3.2 Graph Fourier Transform (GFT)
For a signal \(x \in \mathbb{R}^N\) (a scalar feature per node):
- GFT: \(\hat{x} = U^T x\) (Projection onto the eigenbasis).
- Inverse GFT: \(x = U \hat{x}\).
3.3. Graph Convolution (Spectral Definition)
Using the Convolution Theorem, we define the convolution of a signal \(x\) with a filter \(g\) on a graph as:
\(x \star_G g = \mathcal{F}^{-1} \big( \mathcal{F}(g) \odot \mathcal{F}(x) \big)\) \(x \star_G g = U ( \hat{g} \odot (U^T x) )\)
where \(\odot\) is the Hadamard product. While the Hadamard product is intuitive, linear algebra is easier to manipulate using standard matrix multiplication. If you have a vector \(\hat{g} = [\theta_1, \theta_2, \dots, \theta_N]^T\) and you want to perform an element-wise multiplication with a vector \(\hat{x} = U^T x\), this is mathematically equivalent to multiplying \(\hat{x}\) by a diagonal matrix where the diagonal elements are the entries of \(\hat{g}\). So, we can represent the filter as a diagonal matrix \(g_\theta(\Lambda) = \text{diag}(\theta_1, \dots, \theta_N)\).
Thus, the fundamental Spectral Graph Convolution is:
\[x \star_G g_\theta = U g_\theta(\Lambda) U^T x\]The Computational Bottleneck:
- Eigendecomposition of \(L\) is \(O(N^3)\).
- Multiplication by \(U\) is \(O(N^2)\). This is prohibitively expensive for large graphs and does not generalize across graphs (since \(U\) is specific to a specific graph structure).
4. Bridge to Spatial: Polynomial Approximations
To make this efficient and spatially localized, we parametrize the filter \(g_\theta(\Lambda)\) not as \(N\) free parameters, but as a polynomial function of the eigenvalues.
Let \(g_\theta(\Lambda) = \sum_{k=0}^K \theta_k \Lambda^k\). Then the convolution becomes:
\[x \star_G g_\theta = U \left( \sum_{k=0}^K \theta_k \Lambda^k \right) U^T x = \sum_{k=0}^K \theta_k (U \Lambda^k U^T) x = \sum_{k=0}^K \theta_k L^k x\]This is the critical result. We no longer need \(U\). We can compute convolution directly using powers of the Laplacian \(L\).
Why is \(L^k\) spatially localized?
This relates to the concept of \(K\)-hop neighborhoods.
- \(L\) (and \(A\)) describes 1-hop connectivity.
- \((A^k)_{ij} \neq 0\) if and only if there is a path of length \(k\) between node \(i\) and node \(j\).

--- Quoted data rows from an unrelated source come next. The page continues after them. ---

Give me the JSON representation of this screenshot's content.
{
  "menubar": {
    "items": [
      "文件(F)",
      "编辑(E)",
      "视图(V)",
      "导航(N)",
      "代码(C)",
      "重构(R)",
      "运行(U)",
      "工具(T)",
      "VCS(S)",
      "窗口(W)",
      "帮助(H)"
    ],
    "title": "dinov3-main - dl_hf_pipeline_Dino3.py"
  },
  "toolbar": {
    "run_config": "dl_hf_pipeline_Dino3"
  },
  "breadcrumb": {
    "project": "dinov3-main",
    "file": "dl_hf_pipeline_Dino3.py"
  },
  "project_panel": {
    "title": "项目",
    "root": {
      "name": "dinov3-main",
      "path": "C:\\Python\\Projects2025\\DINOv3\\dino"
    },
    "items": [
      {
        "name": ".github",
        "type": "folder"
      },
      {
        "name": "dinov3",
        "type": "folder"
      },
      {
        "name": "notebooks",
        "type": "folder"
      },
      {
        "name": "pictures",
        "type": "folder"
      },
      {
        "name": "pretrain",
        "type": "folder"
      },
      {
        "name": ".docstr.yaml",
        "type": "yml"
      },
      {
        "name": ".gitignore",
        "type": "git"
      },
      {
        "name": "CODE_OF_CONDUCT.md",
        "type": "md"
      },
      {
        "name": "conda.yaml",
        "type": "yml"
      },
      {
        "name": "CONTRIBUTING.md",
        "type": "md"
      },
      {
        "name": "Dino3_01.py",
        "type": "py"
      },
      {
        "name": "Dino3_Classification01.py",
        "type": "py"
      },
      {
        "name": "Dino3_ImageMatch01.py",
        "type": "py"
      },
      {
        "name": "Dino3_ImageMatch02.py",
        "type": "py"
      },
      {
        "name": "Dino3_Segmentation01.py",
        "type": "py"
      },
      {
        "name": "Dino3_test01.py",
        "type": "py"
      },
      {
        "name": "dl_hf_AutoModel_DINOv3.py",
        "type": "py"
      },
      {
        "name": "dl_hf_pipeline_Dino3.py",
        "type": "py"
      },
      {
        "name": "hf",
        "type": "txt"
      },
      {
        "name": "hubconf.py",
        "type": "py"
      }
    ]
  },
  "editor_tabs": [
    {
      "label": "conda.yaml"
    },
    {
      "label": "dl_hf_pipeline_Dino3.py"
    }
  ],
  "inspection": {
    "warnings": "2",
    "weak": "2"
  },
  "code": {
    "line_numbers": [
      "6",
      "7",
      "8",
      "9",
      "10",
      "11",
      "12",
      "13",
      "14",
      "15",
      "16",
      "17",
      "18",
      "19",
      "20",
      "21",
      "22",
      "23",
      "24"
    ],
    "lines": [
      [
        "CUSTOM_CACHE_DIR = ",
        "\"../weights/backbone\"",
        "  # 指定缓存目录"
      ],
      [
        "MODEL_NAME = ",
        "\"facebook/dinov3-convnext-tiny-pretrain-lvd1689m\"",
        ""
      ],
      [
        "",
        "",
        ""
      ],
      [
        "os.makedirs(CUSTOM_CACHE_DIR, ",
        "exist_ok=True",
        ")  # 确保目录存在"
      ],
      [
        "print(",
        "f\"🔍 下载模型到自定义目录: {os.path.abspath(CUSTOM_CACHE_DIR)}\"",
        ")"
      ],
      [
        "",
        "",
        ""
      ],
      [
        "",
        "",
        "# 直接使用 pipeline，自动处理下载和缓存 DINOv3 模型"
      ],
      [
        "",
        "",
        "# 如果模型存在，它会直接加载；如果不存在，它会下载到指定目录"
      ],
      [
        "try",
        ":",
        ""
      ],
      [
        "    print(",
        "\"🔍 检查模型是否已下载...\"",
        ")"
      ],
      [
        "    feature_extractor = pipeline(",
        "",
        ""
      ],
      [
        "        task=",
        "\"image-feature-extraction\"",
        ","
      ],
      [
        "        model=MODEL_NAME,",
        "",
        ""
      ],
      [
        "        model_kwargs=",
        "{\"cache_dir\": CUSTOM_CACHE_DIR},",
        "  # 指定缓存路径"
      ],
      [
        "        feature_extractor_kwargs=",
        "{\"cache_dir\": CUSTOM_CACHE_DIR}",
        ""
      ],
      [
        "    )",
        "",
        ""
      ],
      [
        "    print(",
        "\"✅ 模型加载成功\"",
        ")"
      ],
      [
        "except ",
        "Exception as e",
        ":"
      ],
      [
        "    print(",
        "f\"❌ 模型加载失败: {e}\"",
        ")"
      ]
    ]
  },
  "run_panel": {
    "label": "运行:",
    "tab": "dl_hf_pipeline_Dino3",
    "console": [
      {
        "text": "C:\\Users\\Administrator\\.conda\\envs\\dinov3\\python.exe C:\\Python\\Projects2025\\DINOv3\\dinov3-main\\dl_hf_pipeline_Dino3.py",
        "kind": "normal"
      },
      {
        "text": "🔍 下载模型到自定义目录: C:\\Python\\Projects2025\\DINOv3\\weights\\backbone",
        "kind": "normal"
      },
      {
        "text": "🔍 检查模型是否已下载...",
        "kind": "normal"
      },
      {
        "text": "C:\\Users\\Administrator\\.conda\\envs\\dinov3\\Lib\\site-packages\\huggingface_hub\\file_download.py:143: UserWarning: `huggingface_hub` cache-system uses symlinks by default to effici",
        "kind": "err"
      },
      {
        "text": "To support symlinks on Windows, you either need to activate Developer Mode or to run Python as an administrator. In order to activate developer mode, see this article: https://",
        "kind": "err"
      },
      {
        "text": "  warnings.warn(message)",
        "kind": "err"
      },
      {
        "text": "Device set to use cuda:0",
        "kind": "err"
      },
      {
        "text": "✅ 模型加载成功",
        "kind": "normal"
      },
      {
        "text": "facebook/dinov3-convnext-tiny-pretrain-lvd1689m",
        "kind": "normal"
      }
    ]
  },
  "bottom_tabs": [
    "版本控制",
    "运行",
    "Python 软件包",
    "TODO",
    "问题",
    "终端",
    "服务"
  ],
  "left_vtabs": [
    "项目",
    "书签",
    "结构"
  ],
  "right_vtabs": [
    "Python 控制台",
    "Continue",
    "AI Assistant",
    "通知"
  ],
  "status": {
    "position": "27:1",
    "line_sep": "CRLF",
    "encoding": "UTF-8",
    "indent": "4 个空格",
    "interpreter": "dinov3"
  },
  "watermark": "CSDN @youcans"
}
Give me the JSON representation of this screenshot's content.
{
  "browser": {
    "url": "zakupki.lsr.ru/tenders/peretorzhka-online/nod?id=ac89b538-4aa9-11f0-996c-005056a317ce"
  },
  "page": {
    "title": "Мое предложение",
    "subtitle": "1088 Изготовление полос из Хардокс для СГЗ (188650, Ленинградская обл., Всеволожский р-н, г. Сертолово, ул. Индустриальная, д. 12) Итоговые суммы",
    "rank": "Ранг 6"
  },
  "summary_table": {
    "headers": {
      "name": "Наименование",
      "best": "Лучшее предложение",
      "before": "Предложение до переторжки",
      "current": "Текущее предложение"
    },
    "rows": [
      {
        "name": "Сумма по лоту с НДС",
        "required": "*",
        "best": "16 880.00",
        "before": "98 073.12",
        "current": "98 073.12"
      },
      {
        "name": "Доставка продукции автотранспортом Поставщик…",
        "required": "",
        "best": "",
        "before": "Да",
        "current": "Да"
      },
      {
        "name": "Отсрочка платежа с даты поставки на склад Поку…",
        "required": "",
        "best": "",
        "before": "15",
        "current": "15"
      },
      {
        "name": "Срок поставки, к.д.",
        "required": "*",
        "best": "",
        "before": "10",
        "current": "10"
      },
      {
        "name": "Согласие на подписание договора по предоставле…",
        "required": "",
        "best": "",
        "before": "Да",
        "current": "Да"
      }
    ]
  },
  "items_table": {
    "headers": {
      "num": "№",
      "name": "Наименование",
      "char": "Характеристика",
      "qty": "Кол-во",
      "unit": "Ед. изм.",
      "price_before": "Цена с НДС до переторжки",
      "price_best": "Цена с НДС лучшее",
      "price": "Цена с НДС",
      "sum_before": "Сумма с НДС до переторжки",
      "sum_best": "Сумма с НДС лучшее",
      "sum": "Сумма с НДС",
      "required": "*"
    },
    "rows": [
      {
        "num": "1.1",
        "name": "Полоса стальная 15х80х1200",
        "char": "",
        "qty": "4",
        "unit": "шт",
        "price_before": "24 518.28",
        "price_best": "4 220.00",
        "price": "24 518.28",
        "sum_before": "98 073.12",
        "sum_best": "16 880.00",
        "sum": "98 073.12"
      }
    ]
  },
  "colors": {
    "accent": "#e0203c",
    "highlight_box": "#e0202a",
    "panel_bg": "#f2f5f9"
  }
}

- Therefore, \((L^k x)_i\) depends only on the values of \(x\) at nodes within \(K\) hops of node \(i\).
This brings us to ChebNet [Defferrard et al., 2016], which approximates the filter using Chebyshev polynomials \(T_k(x)\) for numerical stability:
\[g_\theta \star x \approx \sum_{k=0}^K \theta_k T_k(\tilde{L}) x\]This is strictly a spectral convolution, but implemented via spatial aggregation of \(K\)-hop neighbors.
5. GCN: A First-Order Approximation
The standard Graph Convolutional Network [Kipf & Welling, 2017] is derived by simplifying ChebNet. Assume \(K=1\) (1-hop filters) and constrain parameters such that \(\theta = \theta_0 = -\theta_1\). Using the “renormalization trick” (replacing \(I + D^{-1/2}AD^{-1/2}\) with a normalized adjacency \(\tilde{D}^{-1/2}\tilde{A}\tilde{D}^{-1/2}\)), the layer-wise propagation becomes:
\[H^{(l+1)} = \sigma \left( \tilde{D}^{-1/2}\tilde{A}\tilde{D}^{-1/2} H^{(l)} W^{(l)} \right)\]Here, \(\tilde{A}\) acts as a spatial averaging operator. The spectral derivation has collapsed into a spatial weighted average.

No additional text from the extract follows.